Everyone wants to improve the breed....here is a quote from a breeder site which I really respect. 

"The ideal here is to keep the breed as the breed founder, Capt. Max Von Stephanitz created it; no extremes in conformation, a sound mind in a sound body."

German Shepherd Dogs for Family/Personal Protection, Police, Schutzhund/Competition

By the way, I like the name you have picked out. But if you don't back it up with some substance, the name is meaningless.


----------



## ashhur (Jan 19, 2016)

Alrights and thanks


----------



## onyx'girl (May 18, 2007)

I like your user name here....as in assure....you could implement that into a kennel name. So much to learn about becoming a good breeder. Do you have a mentor?


----------



## ashhur (Jan 19, 2016)

Oh i understand i think so you want it kinda like a pedigree database name or akc right? Like von or vom something? There is alot i need to know but i have been researching as im young and i wont be breeding my dog for 2 years for how young she is


----------



## gsdsar (May 21, 2002)

ashhur said:


> Oh i understand i think so you want it kinda like a pedigree database name or akc right? Like von or vom something? There is alot i need to know but i have been researching as im young and i wont be breeding my dog for 2 years for how young she is



What do you plan to do with your puppy in the upcoming 2 years to prove that she is breed worthy? That should be your first step. Not breeding, but understanding the breed and what the good and bad of the breed are. So you can make educated choices. 
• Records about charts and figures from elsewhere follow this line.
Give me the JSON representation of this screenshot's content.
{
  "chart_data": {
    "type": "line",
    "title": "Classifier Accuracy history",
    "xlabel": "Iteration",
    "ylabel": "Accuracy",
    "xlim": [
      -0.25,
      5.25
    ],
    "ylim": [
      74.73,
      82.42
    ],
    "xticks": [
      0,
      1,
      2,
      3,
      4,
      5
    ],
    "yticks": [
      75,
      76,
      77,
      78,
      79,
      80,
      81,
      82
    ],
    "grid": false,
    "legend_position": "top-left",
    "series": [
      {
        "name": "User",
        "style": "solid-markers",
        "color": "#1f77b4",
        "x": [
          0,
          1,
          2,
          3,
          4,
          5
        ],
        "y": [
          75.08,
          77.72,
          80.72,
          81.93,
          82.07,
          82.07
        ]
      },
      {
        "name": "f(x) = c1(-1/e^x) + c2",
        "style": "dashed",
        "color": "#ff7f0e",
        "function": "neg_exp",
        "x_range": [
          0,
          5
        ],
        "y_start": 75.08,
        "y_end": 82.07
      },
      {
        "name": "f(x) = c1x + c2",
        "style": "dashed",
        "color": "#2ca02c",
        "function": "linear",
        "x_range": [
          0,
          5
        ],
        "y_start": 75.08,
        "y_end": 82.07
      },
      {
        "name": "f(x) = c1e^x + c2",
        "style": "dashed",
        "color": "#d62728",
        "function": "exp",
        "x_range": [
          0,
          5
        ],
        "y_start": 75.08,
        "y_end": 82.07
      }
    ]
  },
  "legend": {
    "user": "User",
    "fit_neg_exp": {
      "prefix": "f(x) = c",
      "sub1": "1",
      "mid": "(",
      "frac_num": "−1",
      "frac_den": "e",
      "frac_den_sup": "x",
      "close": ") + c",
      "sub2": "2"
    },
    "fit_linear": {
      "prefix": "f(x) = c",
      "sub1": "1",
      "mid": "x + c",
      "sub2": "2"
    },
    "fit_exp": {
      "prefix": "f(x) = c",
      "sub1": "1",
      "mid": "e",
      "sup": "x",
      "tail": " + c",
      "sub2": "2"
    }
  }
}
Start training and plan to compete. Find a breed club and a mentor. Research bloodlines, get out and meet lots of dogs, learn their lineage and what that means to the dog you see in front of you. You have lots of time.


----------



## ashhur (Jan 19, 2016)

Well i first want to be training her in the 2 years to show her intelligence but i want to make sure she is elbow and hip tested before she has pups i have seen no hip problem in her pedigree database also her papers are coming from the AKC soon but theres much more i need to do


----------



## DutchKarin (Nov 23, 2013)

Why don't you get involved in competitive obedience or a competition sport. It is way fun. You need to live a bit and play a bit with your dog before you ever even think of breeding. Get into helping your dog reach its full potential. Then you will know how you can better the breed.

Good luck.


----------



## viking (May 2, 2014)

yuriy said:


> well, it has been like a week since the last one of these. About time, i guess.



lmao!


----------